Day four was the first time I felt like I had a real grasp on my hunger. I was over the hump. Like, any other moderately important responsibility, I knew it was there but had no problem blatantly ignoring it. “This won’t be so bad after all,” I said smugly, because apparently I developed a habit of speaking to myself out loud throughout my journey.
It was at this point, at the height of my hubris, that I realized I wouldn’t be able to participate in happy hour that week, and immediately lost any momentum I had gained. Deprived of food? Sure, I knew that was part of the deal. Deprived of happy hour? I hadn’t even considered such injustices. Slowly it dawned on me that this also meant I wouldn’t be able to go out at all that weekend, because apparently participants in the master cleanse also don’t have friends. Devastation set in.

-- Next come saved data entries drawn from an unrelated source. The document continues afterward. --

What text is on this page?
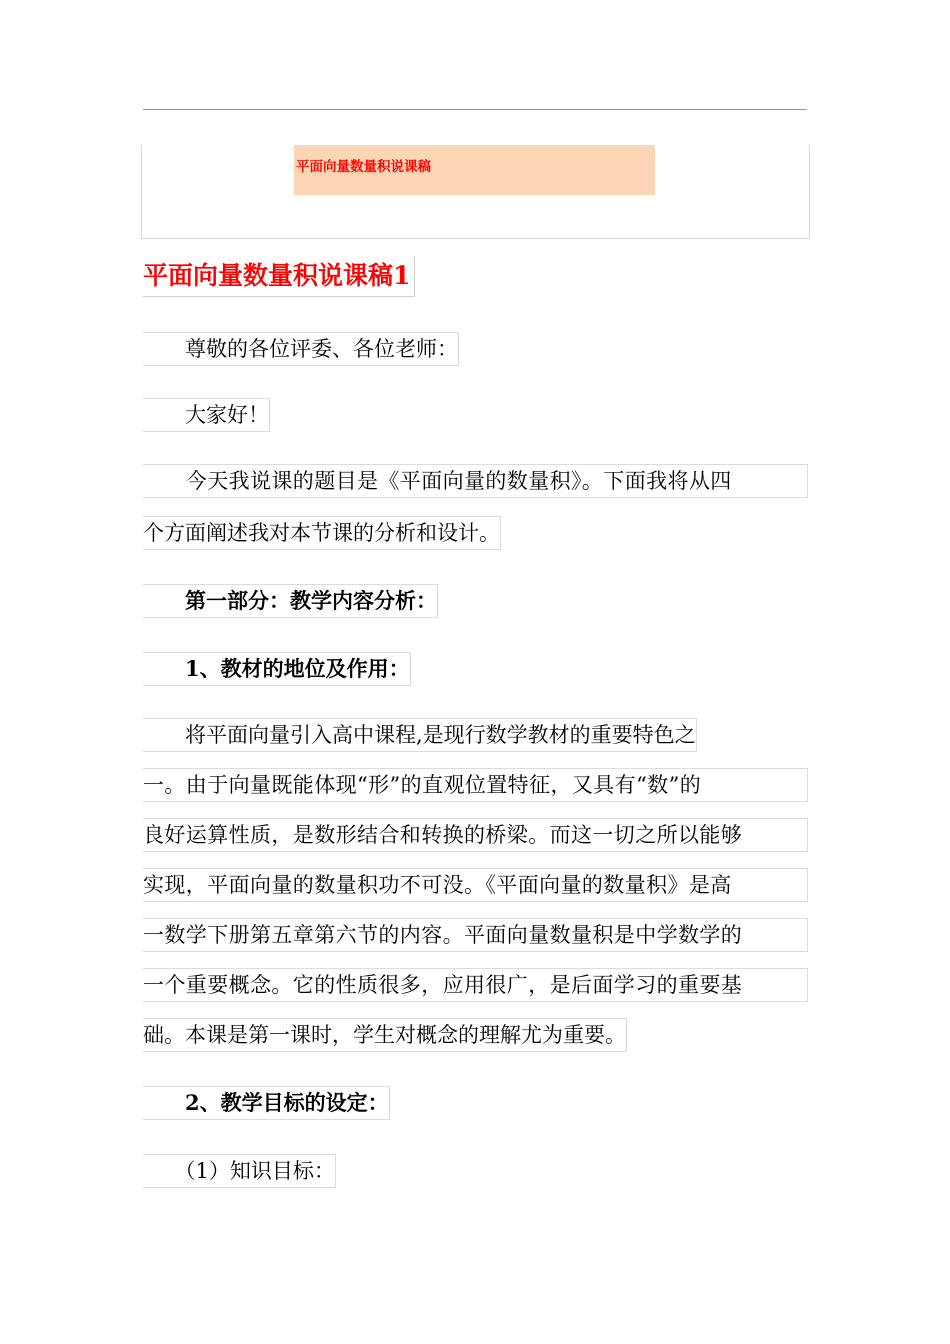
平面向量数量积说课稿
平面向量数量积说课稿1
　　尊敬的各位评委、各位老师：
　　大家好！
　　今天我说课的题目是《平面向量的数量积》。下面我将从四
个方面阐述我对本节课的分析和设计。
　　第一部分：教学内容分析：
　　1、教材的地位及作用：
　　将平面向量引入高中课程,是现行数学教材的重要特色之
一。由于向量既能体现“形”的直观位置特征，又具有“数”的
良好运算性质，是数形结合和转换的桥梁。而这一切之所以能够
实现，平面向量的数量积功不可没。《平面向量的数量积》是高
一数学下册第五章第六节的内容。平面向量数量积是中学数学的
一个重要概念。它的性质很多，应用很广，是后面学习的重要基
础。本课是第一课时，学生对概念的理解尤为重要。
　　2、教学目标的设定：
　　（1）知识目标：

Day five was spent in heavy meditation (Burroughs would be so proud), after which I decided that Beyoncé wouldn’t want me to sacrifice my social life in my quest to become her. This was an eye-opening night for me, because I discovered just how much I can drink on a five day empty stomach (spoiler alert: a lot). I woke up on day six without a hangover, thanking God for the Irish heritage that permits such behavior and cursing the lack of hashbrowns in my life.
From then on, it was relatively smooth sailing. Be it my stubborn nature, or the fact that my body had resigned itself to death, I made it to the end. Sure, there were the occasional hunger pains and bouts of light-headedness, but they passed without incident. I think part of what made this so much easier than I expected (which is to say, not easy at all but merely possible) was the clarity of it. Unlike a normal diet where I could questionably try to justify something I wanted to eat, the cleanse was crystal clear. Is this thing you’re trying to consume a bottle your stupid fucking spicy lemonade? No? Tough shit, you can’t have it. There’s not a whole lot of room for error there.
Real talk: I lost 10 lbs. in 10 days (this was actually only a measurement from day 4 on, because I may have forgotten to weigh myself beforehand). I am under no impression that this is a lasting effect, mostly because I know I’m about to be knee-deep in some Taco Bell tomorrow night. But in the short term, I can’t deny the results, however miserable the method of getting said results was. There are definitely less grueling approaches to losing weight, and they probably won’t result in an ulcer and a lifetime aversion to maple syrup. I hope this is clear, but I would absolutely not recommend anyone do this.
– My appetite is significantly decreased.
– I have a very different perspective on how much food I actually require to sustain myself.
– I have developed an inhuman tolerance for spicy drinks, which means my Bloody Mary game is about to be even more on point than it was before.
– My family looks at me with a mixture of awe and fear any time I enter a room.
More important than anything else that may have resulted from it, this cleanse serves as a warning for anyone in the future: do not test me. I have a very particular set of skills. I will take you up on it, I will win, I will write a long-winded article about it, and then I will mail you said article in a frame, signed “suck it.” You have been warned.